Vulnerable spots in DeFi include the deployment phase, smart contracts, wallets, and the supply chain of software development. While bridges have historically been a significant target, Muli suggests that network-level vulnerabilities and smart contract issues are also critical. He believes that while bridges remain tricky, secure bridges are being developed, and attackers are increasingly looking for other avenues, including social engineering.
The cost of maintaining robust security and decentralization raises concerns for smaller projects with limited budgets. Muli hopes that smaller, bootstrapped projects can still thrive by building innovative solutions, but acknowledges that cost-effective configurations like single signers are often chosen over decentralized networks for bridges.
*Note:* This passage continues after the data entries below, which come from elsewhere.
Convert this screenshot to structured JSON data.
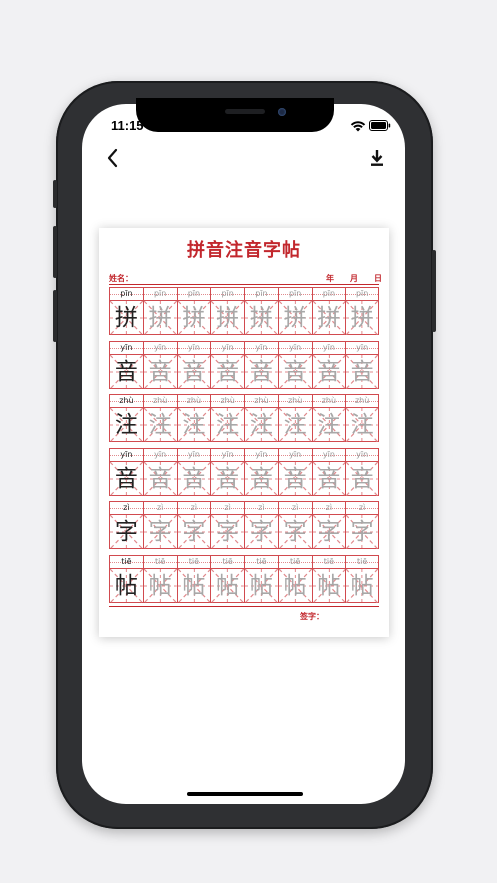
{
  "status_bar": {
    "time": "11:15"
  },
  "nav": {
    "back_icon": "chevron-left-icon",
    "download_icon": "download-icon"
  },
  "worksheet": {
    "title": "拼音注音字帖",
    "name_label": "姓名：",
    "date_labels": [
      "年",
      "月",
      "日"
    ],
    "sign_label": "签字：",
    "rows": [
      {
        "pinyin": "pīn",
        "char": "拼"
      },
      {
        "pinyin": "yīn",
        "char": "音"
      },
      {
        "pinyin": "zhù",
        "char": "注"
      },
      {
        "pinyin": "yīn",
        "char": "音"
      },
      {
        "pinyin": "zì",
        "char": "字"
      },
      {
        "pinyin": "tiē",
        "char": "帖"
      }
    ],
    "columns_per_row": 8
  },
  "colors": {
    "accent_red": "#c2272d",
    "grid_red": "#d14a4f",
    "trace_gray": "#a8a8a8"
  }
}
Regarding the response to hacks, Muli is involved in the security council for Arbitrum and notes the contrast between the corporate world's approach to risk and DeFi's community-driven bailouts. While the collaborative spirit of token holders pooling funds to cover losses is inspiring, he questions its long-term viability as a security solution. He emphasizes the need to limit losses and suggests that an insurance layer could be beneficial if it can effectively manage risk without causing premiums to become prohibitively high for institutions.
Despite the recent security incidents, Muli is surprised by the continued institutional interest at Consensus, attributing it to a perception of the DeFi space maturing. He believes that while immediate concerns exist, the sector will improve in the coming months. Muli's goals at Consensus include learning about the advancements in payment and security, particularly how LLMs can be leveraged for both offensive and defensive security measures in DeFi.